The text is written in demotic and the manuscript is dated between year 0 and 100 AD around the Greek period and the Roman period. It is probably a transcript of an earlier manuscript.

==History==
It is not known when the scroll was discovered. In 1895, the scroll was sold in Akhmim by French businessman Frenay to Dutch photographer and antique dealer Jan Herman Insinger. Insinger then lived in Luxor where he among other things worked with Gaston Maspero.

The manuscript is the most comprehensive and significant of the preserved texts in the genre of wisdom teachings, one of the oldest genres in ancient Egyptian literature. In contrast to other extant wisdom teachings emphasizing proper social behavior, the Insinger Papyrus puts the emphasis on ethically correct behavior.

In 1922, the Dutchman Pieter Adriaan Aart Boeser published the first transcription and translation in the article "Transkription und Übersetzung des Papyrus Insinger" in Internationales Archiv für Ethnographie (OMRO, vol 26).

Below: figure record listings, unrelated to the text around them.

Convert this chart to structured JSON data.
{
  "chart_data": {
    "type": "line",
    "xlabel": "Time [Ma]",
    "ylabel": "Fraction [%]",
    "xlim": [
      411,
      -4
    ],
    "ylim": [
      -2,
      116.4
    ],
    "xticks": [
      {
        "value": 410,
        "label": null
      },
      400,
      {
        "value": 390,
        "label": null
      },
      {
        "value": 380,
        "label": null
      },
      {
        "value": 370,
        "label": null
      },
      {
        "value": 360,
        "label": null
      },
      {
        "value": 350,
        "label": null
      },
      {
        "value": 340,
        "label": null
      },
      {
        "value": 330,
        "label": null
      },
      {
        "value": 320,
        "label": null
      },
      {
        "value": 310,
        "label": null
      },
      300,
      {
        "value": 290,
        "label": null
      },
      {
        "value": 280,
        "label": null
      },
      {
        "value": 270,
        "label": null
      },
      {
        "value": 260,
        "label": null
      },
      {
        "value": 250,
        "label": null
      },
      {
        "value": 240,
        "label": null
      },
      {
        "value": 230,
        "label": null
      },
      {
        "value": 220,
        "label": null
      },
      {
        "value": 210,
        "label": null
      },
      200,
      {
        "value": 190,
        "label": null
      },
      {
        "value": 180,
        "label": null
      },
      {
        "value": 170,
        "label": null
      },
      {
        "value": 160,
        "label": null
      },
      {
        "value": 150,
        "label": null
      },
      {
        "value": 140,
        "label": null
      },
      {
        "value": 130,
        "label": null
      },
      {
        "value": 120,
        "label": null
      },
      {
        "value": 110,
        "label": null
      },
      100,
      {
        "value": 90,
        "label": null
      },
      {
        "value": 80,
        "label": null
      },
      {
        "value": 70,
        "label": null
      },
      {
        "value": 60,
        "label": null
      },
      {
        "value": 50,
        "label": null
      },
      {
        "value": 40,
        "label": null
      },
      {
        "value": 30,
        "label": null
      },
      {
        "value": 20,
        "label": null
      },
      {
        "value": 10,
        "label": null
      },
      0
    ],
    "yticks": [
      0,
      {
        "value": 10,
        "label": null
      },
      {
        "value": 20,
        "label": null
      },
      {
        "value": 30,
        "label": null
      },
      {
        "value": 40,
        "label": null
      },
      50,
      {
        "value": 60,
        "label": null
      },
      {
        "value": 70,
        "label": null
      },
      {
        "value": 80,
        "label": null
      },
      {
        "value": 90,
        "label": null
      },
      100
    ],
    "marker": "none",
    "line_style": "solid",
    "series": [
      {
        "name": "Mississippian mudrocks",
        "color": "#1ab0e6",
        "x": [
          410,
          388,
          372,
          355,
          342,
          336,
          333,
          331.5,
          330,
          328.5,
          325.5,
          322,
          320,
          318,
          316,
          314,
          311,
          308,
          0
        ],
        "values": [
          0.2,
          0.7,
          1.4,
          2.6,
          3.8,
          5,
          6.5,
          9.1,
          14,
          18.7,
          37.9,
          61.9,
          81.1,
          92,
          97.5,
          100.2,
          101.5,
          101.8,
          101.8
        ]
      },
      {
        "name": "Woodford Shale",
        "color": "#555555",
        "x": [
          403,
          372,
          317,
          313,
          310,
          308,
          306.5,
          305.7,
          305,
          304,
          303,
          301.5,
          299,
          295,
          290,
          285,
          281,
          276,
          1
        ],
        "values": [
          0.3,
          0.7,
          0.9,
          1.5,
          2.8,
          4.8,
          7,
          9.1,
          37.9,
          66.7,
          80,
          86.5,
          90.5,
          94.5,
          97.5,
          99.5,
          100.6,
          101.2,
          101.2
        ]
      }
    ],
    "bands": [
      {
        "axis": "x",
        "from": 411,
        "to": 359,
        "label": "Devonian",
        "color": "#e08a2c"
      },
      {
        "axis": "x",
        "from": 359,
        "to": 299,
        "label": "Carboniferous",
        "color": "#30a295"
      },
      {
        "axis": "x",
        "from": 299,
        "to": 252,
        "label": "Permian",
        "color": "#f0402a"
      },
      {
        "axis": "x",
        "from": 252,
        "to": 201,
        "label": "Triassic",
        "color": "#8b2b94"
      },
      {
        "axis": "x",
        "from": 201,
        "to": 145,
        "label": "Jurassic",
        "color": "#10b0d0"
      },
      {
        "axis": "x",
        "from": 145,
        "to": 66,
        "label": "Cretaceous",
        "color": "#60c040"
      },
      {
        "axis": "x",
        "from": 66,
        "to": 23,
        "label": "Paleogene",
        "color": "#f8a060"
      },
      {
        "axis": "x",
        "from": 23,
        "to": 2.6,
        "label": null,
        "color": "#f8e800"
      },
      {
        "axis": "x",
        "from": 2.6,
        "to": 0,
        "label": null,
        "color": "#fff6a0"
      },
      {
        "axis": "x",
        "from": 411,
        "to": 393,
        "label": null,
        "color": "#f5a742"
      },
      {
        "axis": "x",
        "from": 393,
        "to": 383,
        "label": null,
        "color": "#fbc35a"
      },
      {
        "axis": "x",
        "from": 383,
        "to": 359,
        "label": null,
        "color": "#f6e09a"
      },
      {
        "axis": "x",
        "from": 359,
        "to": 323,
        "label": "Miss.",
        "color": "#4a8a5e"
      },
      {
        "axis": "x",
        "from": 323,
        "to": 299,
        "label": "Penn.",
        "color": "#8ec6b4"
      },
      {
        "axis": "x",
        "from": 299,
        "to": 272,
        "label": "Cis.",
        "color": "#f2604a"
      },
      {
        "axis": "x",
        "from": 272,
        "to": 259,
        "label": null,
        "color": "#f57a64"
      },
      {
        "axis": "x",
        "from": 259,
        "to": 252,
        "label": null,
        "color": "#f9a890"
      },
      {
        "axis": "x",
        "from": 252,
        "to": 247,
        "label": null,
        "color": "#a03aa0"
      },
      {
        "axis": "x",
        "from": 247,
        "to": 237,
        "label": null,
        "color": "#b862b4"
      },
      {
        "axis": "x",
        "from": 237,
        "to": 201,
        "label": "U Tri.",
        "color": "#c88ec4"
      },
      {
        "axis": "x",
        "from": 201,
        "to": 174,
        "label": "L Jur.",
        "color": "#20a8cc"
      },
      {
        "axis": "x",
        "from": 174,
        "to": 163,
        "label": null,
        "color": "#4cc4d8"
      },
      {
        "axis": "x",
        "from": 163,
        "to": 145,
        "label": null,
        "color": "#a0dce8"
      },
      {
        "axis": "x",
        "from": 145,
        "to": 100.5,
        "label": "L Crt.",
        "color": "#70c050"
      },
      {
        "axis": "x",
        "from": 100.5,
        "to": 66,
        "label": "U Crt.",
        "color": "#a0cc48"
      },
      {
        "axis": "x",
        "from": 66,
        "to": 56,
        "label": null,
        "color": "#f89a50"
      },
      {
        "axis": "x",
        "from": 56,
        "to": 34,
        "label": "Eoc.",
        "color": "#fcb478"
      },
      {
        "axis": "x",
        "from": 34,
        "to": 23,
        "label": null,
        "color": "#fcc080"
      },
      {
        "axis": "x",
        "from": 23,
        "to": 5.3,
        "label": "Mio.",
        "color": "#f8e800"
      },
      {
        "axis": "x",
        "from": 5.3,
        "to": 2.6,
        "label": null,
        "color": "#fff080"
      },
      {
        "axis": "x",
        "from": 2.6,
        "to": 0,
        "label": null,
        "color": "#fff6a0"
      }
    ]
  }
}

In 1926, the Czech František Lexa published a transcription with commentaries and interpretations in French in the book Papyrus Insinger.

In the late 1970s, Karl-Theodor Zauzich (attendant for the University of Pennsylvania Museum of Archaeology and Anthropology – Penn Museum) discovered three additional fragments in the Museum's collections belonging to the Insinger Papyrus. These were bought for the museum in Egypt in 1910.

The archive number of the papyrus at Rijksmuseum van Oudheden is F 95 / 5.1 and E 16333 A-C at the Penn Museum.